The Secretary for Homeland Security took his cue. ‘The International Shipping and Port Security Code will help, Mr President, but we have over fifteen thousand ships docking in this country every day. We are not the only Western country facing this problem. In Australia last year, nineteen out of every twenty containers moved into that country without inspection, and a similar situation has existed in the United Kingdom.’
The President grunted with exasperation. ‘What sort of damage can one of these suitcase bombs do?’ he asked.
‘It depends on how and where they set them off, Mr President,’ McKinnon answered. ‘The preferred method of delivery would be an airburst from a light aircraft.’
‘Why not on the ground?’ the Secretary of Defense demanded.
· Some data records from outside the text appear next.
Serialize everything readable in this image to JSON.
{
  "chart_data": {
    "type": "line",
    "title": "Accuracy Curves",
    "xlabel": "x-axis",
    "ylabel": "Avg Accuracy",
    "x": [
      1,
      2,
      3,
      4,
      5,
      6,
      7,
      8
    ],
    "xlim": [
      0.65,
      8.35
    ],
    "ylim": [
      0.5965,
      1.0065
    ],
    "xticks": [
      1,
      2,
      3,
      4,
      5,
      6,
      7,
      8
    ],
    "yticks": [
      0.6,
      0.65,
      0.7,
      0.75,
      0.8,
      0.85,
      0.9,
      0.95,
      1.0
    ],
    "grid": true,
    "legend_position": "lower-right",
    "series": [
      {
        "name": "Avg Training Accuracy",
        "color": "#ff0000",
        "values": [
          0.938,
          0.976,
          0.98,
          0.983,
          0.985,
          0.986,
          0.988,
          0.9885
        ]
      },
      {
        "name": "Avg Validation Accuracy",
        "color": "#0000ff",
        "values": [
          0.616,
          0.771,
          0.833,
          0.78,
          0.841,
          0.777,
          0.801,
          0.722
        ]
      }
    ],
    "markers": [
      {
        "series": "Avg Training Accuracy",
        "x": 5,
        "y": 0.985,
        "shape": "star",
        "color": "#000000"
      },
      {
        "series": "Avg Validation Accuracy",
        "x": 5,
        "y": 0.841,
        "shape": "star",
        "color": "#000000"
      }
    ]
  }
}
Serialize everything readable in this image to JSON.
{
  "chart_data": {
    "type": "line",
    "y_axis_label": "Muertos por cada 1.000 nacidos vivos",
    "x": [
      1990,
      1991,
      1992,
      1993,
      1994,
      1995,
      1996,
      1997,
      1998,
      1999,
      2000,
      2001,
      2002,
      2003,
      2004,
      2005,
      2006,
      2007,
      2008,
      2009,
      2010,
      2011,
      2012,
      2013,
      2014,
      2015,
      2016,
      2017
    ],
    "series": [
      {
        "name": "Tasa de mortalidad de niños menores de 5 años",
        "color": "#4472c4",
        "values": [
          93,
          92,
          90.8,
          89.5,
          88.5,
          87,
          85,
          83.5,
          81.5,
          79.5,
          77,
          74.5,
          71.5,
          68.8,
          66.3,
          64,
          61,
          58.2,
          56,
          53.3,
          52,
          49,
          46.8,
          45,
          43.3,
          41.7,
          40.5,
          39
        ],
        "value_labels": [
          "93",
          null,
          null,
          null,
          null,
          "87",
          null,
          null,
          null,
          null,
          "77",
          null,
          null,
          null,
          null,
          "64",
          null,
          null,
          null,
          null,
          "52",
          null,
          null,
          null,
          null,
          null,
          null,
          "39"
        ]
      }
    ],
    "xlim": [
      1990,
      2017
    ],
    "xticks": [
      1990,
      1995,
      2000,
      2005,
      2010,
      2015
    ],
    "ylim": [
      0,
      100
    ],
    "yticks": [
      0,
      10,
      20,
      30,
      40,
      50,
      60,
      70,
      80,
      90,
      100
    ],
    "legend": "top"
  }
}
‘Buildings tend to minimise the blast and thermal effect of a nuclear explosion,’ Mike explained patiently. ‘Although in the case of a ground burst the long-term casualties would be higher due to a more concentrated irradiated fallout. But terrorists tend to look to the more dramatic short-term effect and for that reason I am suggesting that a nuclear suicide attack from a light plane would be their preferred option.’
‘Casualties?’ the Chairman of the Joint Chiefs asked.
‘Even a one kiloton nuclear blast, which is the equivalent of the smallest suitcase, is no ordinary bomb. The intense heat of a nuclear fireball reaches about ten million degrees. If you want a comparison, the September 11 fireball was of the order of four to five thousand degrees.’
The President exchanged glances with his National Security Adviser.
‘In New York, London or Sydney, for example, anything within 500 feet will be vaporised. Within 1500 feet from ground zero metal will melt. The blast will generate winds of over 600 miles an hour and everything out to the 1800 feet range and beyond will be destroyed. In the big cities there will be up to a quarter of a million dead on the first day, and up to a million within two weeks.’
Mike McKinnon paused to let his analysis sink in. He could sense his new Director looking at him, but he avoided glancing in his direction. The President had appointed the Congressman to head the CIA and within weeks several key Directors had resigned. A flash of bitterness crept into his thoughts. Politicians. Most of them had never seen a shot fired in anger and very few of them comprehended the Islamic mind. The Coalition’s policy in the Middle East and Iraq had been an unmitigated disaster, fanning the flames of Arab and Islamic hatred around the world. Now those same ‘backward Muslims’ had the means to strike a mortal blow, a blow from which the United States and her allies might never recover.